For my testing, I loaded up a huge collection of 45MP raw files from my Canon R5 mirrorless camera into Adobe Lightroom and did a few hours of fairly intensive photo editing. The iPad Pro had no problem rendering previews, showing me edits in real-time, and quickly moving between images with very little lag. 

I also loaded up some 4K video from the same camera into iMovie (because Final Cut Pro still annoyingly doesn’t exist in iPad form yet) and found the M2 chip handled it with ease. Resource-intensive work like that obviously drains the battery more quickly than typical everyday tasks but the iPad never really struggled with tasks that tend to tax my 16-inch MacBook Pro. 

New Pencil Tricks

As with the previous iPad Pro, the new M2 version makes the most of the $129 Apple Pencil 2. A new iPadOS 16 feature allows the iPad to recognize the Pencil when it’s hovering up to 12mm above the display. Hovering allows for a few clever tricks like the ability to preview brush strokes in apps like Procreate or simply preview sections of a YouTube video by simply hovering over part of the timeline. I found this feature surprisingly handy during my review period. It’s exclusive to the 2022 iPads for now but, hopefully, it will trickle down the line later on. 

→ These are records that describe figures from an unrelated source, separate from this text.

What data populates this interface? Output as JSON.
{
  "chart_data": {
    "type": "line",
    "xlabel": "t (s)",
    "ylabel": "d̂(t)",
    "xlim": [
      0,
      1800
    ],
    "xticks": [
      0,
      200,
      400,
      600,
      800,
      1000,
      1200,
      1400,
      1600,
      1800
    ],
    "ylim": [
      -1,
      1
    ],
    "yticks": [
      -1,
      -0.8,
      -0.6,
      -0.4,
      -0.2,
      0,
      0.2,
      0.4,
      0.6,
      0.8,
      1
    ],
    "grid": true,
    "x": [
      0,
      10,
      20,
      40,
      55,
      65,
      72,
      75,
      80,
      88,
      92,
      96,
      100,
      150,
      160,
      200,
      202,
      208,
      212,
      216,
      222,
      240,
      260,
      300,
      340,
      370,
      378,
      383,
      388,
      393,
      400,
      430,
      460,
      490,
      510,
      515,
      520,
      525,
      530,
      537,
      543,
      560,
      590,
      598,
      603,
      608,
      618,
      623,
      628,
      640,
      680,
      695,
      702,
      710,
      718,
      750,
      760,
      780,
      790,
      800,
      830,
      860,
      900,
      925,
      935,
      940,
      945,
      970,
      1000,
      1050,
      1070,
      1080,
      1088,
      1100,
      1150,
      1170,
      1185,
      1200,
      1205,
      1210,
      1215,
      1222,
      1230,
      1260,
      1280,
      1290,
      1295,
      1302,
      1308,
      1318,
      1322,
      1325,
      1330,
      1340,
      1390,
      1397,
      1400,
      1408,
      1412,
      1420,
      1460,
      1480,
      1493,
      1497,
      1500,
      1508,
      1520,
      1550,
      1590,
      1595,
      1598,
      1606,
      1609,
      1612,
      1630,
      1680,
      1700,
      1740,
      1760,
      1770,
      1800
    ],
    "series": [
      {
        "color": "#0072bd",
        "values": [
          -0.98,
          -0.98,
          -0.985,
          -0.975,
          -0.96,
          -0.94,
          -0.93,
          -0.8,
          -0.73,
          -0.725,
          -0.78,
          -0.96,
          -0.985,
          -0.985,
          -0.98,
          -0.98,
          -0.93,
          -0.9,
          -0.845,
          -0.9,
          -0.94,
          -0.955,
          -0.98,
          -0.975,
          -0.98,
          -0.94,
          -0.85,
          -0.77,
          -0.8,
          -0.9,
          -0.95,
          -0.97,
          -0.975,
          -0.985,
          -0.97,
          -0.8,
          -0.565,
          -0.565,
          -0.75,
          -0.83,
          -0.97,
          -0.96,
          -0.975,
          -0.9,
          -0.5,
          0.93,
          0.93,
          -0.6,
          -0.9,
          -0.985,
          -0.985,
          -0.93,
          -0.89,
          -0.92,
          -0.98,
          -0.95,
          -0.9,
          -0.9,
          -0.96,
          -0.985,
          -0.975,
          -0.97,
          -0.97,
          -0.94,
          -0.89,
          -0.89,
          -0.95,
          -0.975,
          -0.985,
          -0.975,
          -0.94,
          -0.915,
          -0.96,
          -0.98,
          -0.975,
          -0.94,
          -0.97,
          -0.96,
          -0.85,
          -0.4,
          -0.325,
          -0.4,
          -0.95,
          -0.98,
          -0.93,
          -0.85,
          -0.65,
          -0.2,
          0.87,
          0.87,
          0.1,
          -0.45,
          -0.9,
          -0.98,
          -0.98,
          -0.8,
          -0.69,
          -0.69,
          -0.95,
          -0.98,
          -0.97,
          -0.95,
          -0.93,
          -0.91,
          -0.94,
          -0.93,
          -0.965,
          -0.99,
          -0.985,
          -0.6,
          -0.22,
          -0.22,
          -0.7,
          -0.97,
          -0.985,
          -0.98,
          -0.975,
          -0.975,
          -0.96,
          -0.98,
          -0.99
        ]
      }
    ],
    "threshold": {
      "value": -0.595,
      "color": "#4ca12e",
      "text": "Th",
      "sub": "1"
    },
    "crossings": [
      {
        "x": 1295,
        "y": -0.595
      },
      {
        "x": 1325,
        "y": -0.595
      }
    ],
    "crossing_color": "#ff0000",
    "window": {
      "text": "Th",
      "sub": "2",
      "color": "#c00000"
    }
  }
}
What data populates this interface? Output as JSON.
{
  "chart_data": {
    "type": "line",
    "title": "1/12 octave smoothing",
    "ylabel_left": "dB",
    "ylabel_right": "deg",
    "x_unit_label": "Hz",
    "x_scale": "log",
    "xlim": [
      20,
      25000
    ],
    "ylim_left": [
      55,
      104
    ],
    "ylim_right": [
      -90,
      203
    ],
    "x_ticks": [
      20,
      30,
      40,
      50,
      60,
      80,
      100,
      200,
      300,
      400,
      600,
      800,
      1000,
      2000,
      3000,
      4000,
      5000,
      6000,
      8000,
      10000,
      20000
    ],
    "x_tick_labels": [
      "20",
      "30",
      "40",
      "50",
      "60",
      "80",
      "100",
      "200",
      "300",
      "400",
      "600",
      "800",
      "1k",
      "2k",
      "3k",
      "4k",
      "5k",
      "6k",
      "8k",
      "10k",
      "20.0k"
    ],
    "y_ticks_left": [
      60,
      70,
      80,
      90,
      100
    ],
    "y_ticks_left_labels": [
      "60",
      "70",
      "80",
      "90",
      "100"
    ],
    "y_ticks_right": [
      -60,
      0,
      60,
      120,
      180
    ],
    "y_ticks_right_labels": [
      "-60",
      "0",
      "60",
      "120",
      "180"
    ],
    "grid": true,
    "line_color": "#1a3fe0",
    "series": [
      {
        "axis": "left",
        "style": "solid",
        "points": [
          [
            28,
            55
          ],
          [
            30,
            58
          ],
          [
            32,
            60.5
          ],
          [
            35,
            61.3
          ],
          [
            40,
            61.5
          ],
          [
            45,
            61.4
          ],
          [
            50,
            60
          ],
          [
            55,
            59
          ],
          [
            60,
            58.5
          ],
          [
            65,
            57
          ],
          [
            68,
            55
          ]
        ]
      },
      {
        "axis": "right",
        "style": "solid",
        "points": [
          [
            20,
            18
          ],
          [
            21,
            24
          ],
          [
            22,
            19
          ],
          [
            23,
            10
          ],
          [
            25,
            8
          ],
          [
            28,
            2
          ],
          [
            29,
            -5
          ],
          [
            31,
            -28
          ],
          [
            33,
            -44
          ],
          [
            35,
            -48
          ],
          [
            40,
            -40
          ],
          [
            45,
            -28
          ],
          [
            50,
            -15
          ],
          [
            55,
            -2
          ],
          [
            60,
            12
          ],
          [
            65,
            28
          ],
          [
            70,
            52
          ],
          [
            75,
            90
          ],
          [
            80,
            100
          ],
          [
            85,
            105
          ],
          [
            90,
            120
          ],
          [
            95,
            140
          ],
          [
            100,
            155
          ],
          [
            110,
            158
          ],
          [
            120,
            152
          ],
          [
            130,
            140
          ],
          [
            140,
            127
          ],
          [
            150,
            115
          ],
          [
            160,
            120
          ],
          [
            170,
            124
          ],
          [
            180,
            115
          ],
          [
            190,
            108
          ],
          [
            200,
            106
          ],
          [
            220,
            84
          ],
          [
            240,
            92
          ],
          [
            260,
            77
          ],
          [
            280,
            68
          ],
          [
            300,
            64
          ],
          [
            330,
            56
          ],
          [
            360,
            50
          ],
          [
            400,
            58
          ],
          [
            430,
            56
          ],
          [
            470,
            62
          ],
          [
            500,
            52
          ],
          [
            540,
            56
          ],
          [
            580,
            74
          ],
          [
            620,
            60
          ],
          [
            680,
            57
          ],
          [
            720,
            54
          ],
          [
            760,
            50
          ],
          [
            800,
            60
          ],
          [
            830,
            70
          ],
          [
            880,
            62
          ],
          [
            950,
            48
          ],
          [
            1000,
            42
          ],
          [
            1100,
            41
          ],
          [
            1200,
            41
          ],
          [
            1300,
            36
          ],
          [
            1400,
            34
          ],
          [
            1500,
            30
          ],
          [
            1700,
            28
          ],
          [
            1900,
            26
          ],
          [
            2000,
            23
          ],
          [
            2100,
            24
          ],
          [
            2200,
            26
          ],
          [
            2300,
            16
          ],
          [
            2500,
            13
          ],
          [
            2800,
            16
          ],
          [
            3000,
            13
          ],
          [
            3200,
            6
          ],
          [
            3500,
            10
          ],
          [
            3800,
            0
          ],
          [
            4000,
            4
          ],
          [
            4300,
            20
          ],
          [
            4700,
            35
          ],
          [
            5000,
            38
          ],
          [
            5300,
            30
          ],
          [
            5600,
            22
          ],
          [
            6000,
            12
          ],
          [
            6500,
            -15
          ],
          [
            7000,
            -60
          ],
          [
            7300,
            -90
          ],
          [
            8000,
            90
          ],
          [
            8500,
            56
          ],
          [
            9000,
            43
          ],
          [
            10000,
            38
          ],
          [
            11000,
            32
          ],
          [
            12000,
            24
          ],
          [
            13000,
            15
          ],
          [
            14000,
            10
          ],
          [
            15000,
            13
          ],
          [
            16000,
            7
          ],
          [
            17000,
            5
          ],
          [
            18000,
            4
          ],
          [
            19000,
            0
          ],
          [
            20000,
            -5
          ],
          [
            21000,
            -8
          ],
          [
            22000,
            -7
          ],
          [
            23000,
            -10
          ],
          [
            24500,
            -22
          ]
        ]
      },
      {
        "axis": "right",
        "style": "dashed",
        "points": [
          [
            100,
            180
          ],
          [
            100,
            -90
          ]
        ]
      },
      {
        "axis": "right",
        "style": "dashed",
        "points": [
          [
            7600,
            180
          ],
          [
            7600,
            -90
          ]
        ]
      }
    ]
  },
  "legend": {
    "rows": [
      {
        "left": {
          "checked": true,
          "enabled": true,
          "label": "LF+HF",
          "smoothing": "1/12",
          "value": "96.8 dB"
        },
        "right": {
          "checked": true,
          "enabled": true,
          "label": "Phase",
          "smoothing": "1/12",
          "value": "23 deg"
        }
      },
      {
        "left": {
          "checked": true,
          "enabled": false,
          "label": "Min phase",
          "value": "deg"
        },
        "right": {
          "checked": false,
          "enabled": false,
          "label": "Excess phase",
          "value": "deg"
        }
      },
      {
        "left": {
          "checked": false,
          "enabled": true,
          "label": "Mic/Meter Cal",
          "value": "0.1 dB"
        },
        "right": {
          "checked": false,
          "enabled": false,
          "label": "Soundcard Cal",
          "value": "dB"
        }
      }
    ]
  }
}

But how does the iPad Pro (2022) compare to …

The iPad Pro 12.9 vs. the standard iPad
The standard 10.9-inch iPad (left) feels small compared to the 12.9-inch iPad Pro (right). Stan Horaczek

12.9-inch vs. 11-inch iPad Pro

While I spent my entire review period working on the 12.9-inch iPad Pro, the 11-inch model has also gotten 2022’s M2 upgrade. The big difference between the two models lies in the screen. The 11-inch model is smaller, of course, but it also lacks some of the bells and whistles that make the 12.9-inch model so desirable. The 11-inch model still offers the high-refresh-rate ProMotion tech, as well as the P3 color gamut, but it lacks the mini-LED backlight tech, which limits its overall brightness to 600 nits and can’t provide the same kind of contrast ratios found in its big sibling. 

iPad Pro vs. iPad Air

With the introduction of the new M2 chip, there’s now a real performance gap between the 2022 iPad Air and the newest iPad Pro. If you’re doing resource-intensive work on the iPad, upgrading to the Pro absolutely makes sense. The 12.9-inch Pro also offers a decidedly better screen than the Air, which is no slouch. 

There are a few other differences, too. The new iPad Pros have Wi-Fi 6E, for instance, but it’s unlikely you’re even using 6E at the moment, though it may become more accessible in the future. 

So, who should buy the iPad Pro (2022)?

As with just about any product with the word “Pro” in the name, there are likely two kinds of people who will buy the new M2-equipped iPad Pro. Some actual professionals with specific use cases for this kind of device will take the plunge. As a professional photographer and imposter professional video shooter, a super-fast iPad with an immaculate screen has undeniable appeal to me. Other creative pros likely feel the same. 

The other target audience for this kind of product contains the same kind of people who will buy the Apple Watch Ultra because it’s the best Apple Watch and then never take it out into the wilderness or into harsh terrain. Some people just want the “best” thing with no real regard for whether it makes any financial or practical sense. 

I can say without a doubt that both of these groups will be satisfied with the 12.9-inch iPad Pro (2022). It’s fast, slick, expensive, and capable—a work machine and a status symbol all wrapped up in one.